Cardiovascular system: arrhythmia.

Hepatobiliary system: jaundice (intrahepatic, cholestatic), liver necrosis, cholestasis, cholecystitis.

Gastrointestinal tract: anorexia, gastric irritation, sialadenitis, taste disturbances, nausea.

Metabolic disorders: glucosuria, hypochloremic alkalosis (which may precipitate hepatic encephalopathy or hepatic coma), hyperuricemia (which may trigger gout attacks in patients with asymptomatic disease), hypoglycemia, reduced glucose tolerance (which may lead to manifestation of latent diabetes mellitus).

Blood system: leukopenia, agranulocytosis, thrombocytopenia, aplastic and hemolytic anemia.

Immune system: anaphylactic reaction, urticaria.

Skin and mucous membranes: photosensitivity, necrotizing vasculitis, toxic epidermal necrolysis.

Eyes: xanthopsia, transient visual disturbances, choroidal effusion (frequency unknown).

Respiratory system: respiratory distress (including pneumonia and pulmonary edema).

Respiratory tract, mediastinum and thoracic cavity: acute respiratory distress syndrome (ARDS) (see section "Special precautions").

Nervous system/psychiatric: restlessness, disorientation, mood changes, exhaustion.

Laboratory test changes: electrolyte imbalance (including hyponatremia).

Other: fever, interstitial nephritis, muscle spasms, cramps, thirst, sexual dysfunction.

Benign, malignant and unspecified neoplasms (including cysts and polyps).

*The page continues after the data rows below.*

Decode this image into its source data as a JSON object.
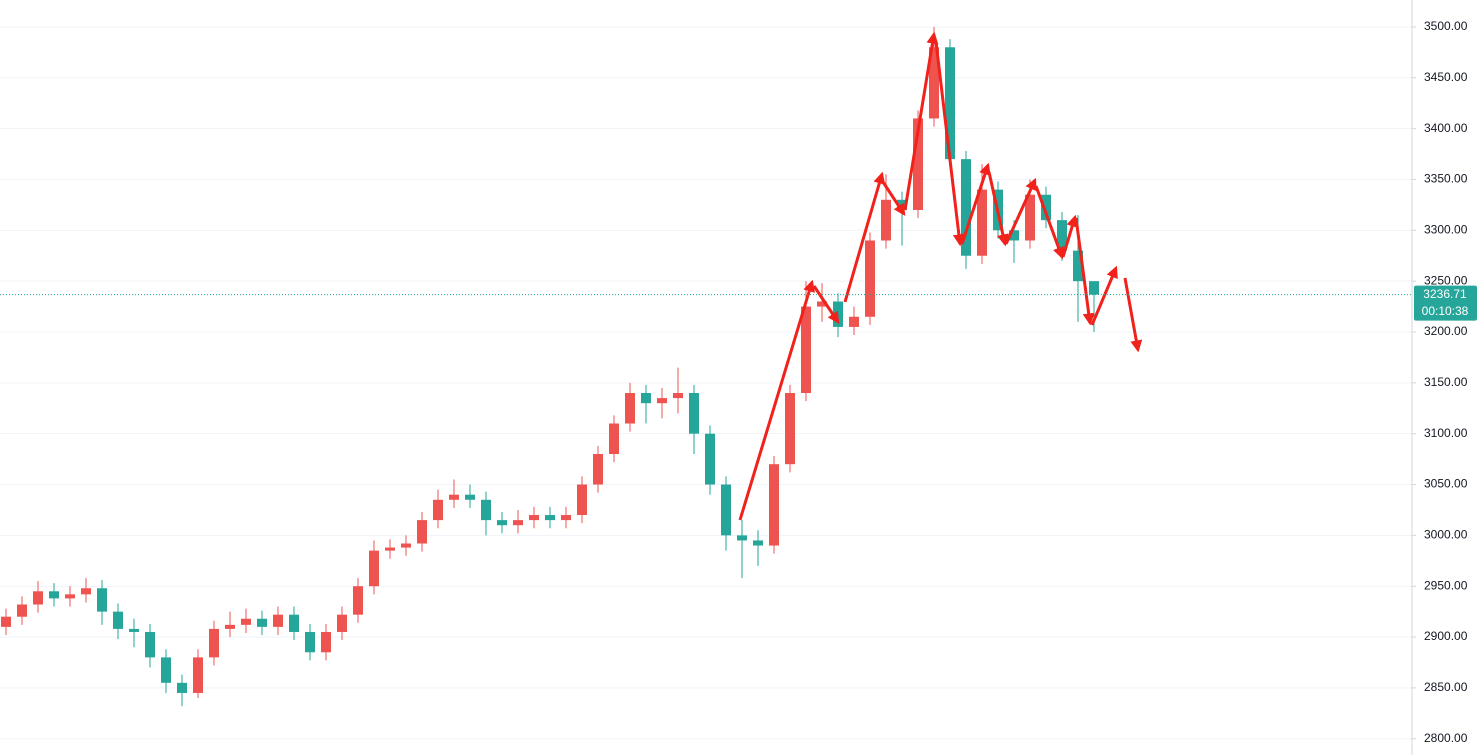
{
  "chart_data": {
    "type": "candlestick",
    "open": [
      2910,
      2920,
      2932,
      2945,
      2938,
      2942,
      2948,
      2925,
      2908,
      2905,
      2880,
      2855,
      2845,
      2880,
      2908,
      2912,
      2918,
      2910,
      2922,
      2905,
      2885,
      2905,
      2922,
      2950,
      2985,
      2988,
      2992,
      3015,
      3035,
      3040,
      3035,
      3015,
      3010,
      3015,
      3020,
      3015,
      3020,
      3050,
      3080,
      3110,
      3140,
      3130,
      3135,
      3140,
      3100,
      3050,
      3000,
      2995,
      2990,
      3070,
      3140,
      3225,
      3230,
      3205,
      3215,
      3290,
      3330,
      3320,
      3410,
      3480,
      3370,
      3275,
      3340,
      3300,
      3290,
      3335,
      3310,
      3280,
      3250
    ],
    "high": [
      2928,
      2940,
      2955,
      2953,
      2950,
      2958,
      2956,
      2933,
      2918,
      2913,
      2888,
      2863,
      2888,
      2916,
      2925,
      2928,
      2926,
      2930,
      2930,
      2913,
      2913,
      2930,
      2958,
      2995,
      2996,
      3000,
      3023,
      3045,
      3055,
      3050,
      3043,
      3023,
      3025,
      3028,
      3028,
      3028,
      3058,
      3088,
      3118,
      3150,
      3148,
      3145,
      3165,
      3148,
      3108,
      3058,
      3015,
      3005,
      3078,
      3148,
      3250,
      3248,
      3238,
      3225,
      3298,
      3355,
      3338,
      3418,
      3500,
      3488,
      3378,
      3365,
      3348,
      3310,
      3350,
      3343,
      3318,
      3315,
      3245
    ],
    "low": [
      2902,
      2912,
      2924,
      2930,
      2930,
      2934,
      2912,
      2898,
      2890,
      2870,
      2845,
      2832,
      2840,
      2872,
      2900,
      2904,
      2902,
      2902,
      2897,
      2877,
      2877,
      2897,
      2914,
      2942,
      2977,
      2980,
      2984,
      3007,
      3027,
      3027,
      3000,
      3002,
      3002,
      3007,
      3007,
      3007,
      3012,
      3042,
      3072,
      3102,
      3110,
      3115,
      3120,
      3080,
      3040,
      2985,
      2958,
      2970,
      2982,
      3062,
      3132,
      3210,
      3195,
      3197,
      3207,
      3282,
      3285,
      3312,
      3402,
      3362,
      3262,
      3267,
      3292,
      3268,
      3282,
      3302,
      3270,
      3210,
      3200
    ],
    "close": [
      2920,
      2932,
      2945,
      2938,
      2942,
      2948,
      2925,
      2908,
      2905,
      2880,
      2855,
      2845,
      2880,
      2908,
      2912,
      2918,
      2910,
      2922,
      2905,
      2885,
      2905,
      2922,
      2950,
      2985,
      2988,
      2992,
      3015,
      3035,
      3040,
      3035,
      3015,
      3010,
      3015,
      3020,
      3015,
      3020,
      3050,
      3080,
      3110,
      3140,
      3130,
      3135,
      3140,
      3100,
      3050,
      3000,
      2995,
      2990,
      3070,
      3140,
      3225,
      3230,
      3205,
      3215,
      3290,
      3330,
      3320,
      3410,
      3480,
      3370,
      3275,
      3340,
      3300,
      3290,
      3335,
      3310,
      3280,
      3250,
      3236.71
    ],
    "up_color": "#ef5350",
    "down_color": "#26a69a",
    "ylim": [
      2784,
      3526.5
    ],
    "yticks": [
      {
        "value": 2800,
        "label": "2800.00"
      },
      {
        "value": 2850,
        "label": "2850.00"
      },
      {
        "value": 2900,
        "label": "2900.00"
      },
      {
        "value": 2950,
        "label": "2950.00"
      },
      {
        "value": 3000,
        "label": "3000.00"
      },
      {
        "value": 3050,
        "label": "3050.00"
      },
      {
        "value": 3100,
        "label": "3100.00"
      },
      {
        "value": 3150,
        "label": "3150.00"
      },
      {
        "value": 3200,
        "label": "3200.00"
      },
      {
        "value": 3250,
        "label": "3250.00"
      },
      {
        "value": 3300,
        "label": "3300.00"
      },
      {
        "value": 3350,
        "label": "3350.00"
      },
      {
        "value": 3400,
        "label": "3400.00"
      },
      {
        "value": 3450,
        "label": "3450.00"
      },
      {
        "value": 3500,
        "label": "3500.00"
      }
    ],
    "grid": true,
    "last_price": 3236.71,
    "countdown": "00:10:38"
  }
}
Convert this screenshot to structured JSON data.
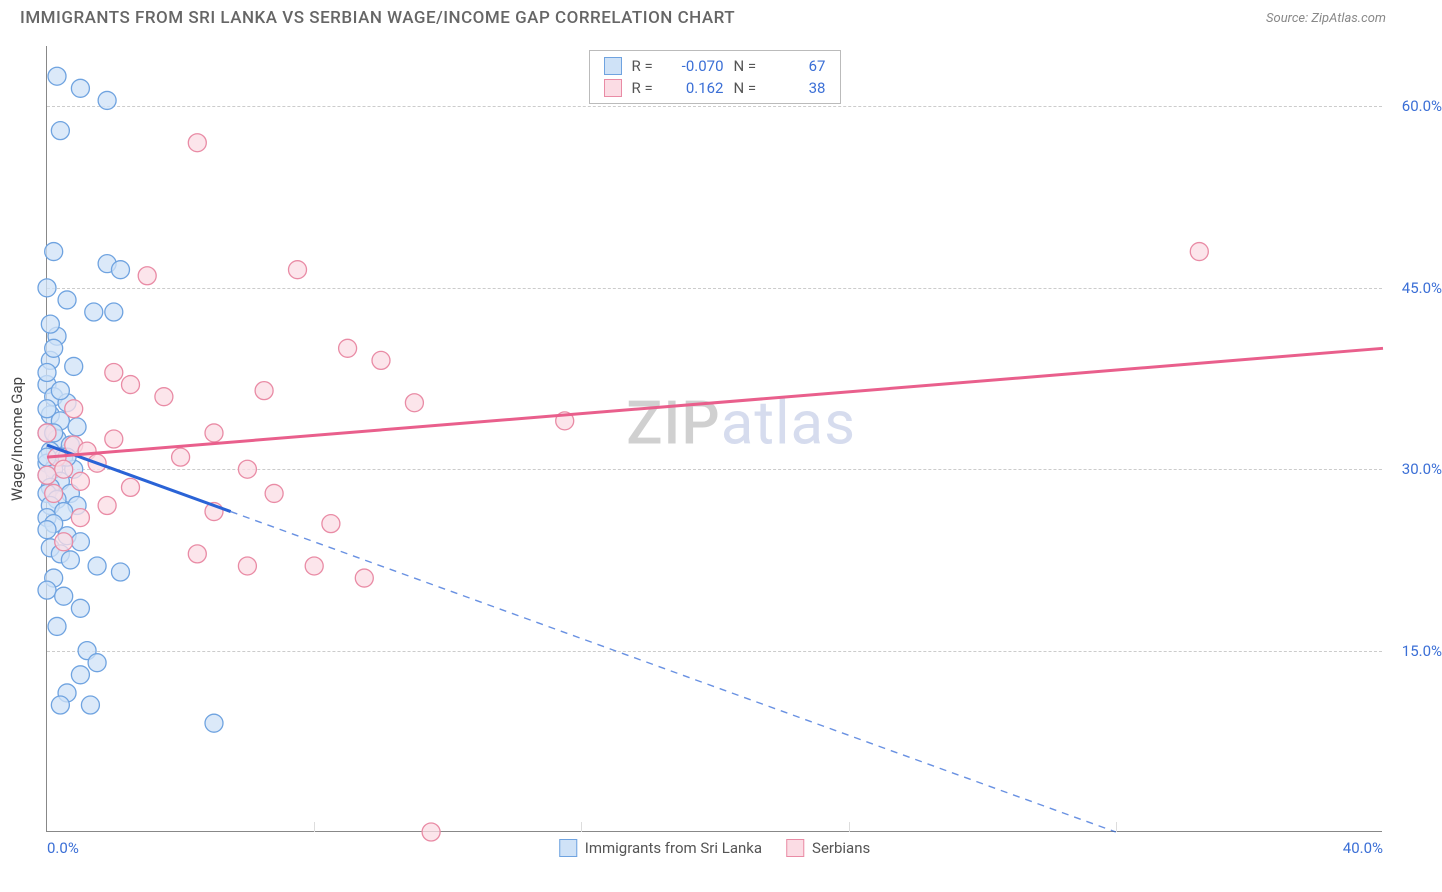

Frequency "unknown": non-melanoma skin cancer (basal cell carcinoma and squamous cell carcinoma).

Description of selected adverse reactions

Non-melanoma skin cancer: epidemiological studies have shown a dose-dependent relationship between cumulative hydrochlorothiazide dose and the occurrence of non-melanoma skin cancer (cumulative dose-effect) (see "Special precautions").

Reporting suspected adverse reactions

Reporting of suspected adverse reactions after medicinal product authorization is of great importance. It allows continuous monitoring of the benefit-risk balance of the medicinal product. Healthcare professionals and patients, or their legal representatives, should report any suspected adverse reactions and lack of efficacy via the automated pharmacovigilance information system at: https://aisf.dec.gov.ua.

Shelf life. 2 years.

Do not use the medicinal product after the expiry date stated on the packaging.

Storage conditions.

Store in the original packaging at a temperature not exceeding 25 °C.

Keep out of reach and sight of children.

Packaging.

10 tablets in a blister. 2 or 3 blisters per carton.

Prescription status. Prescription only.

Manufacturer.

JSC "Farmak".

Manufacturer’s address and place of business.

74, Kyrylivska Street, Kyiv, 04080, Ukraine.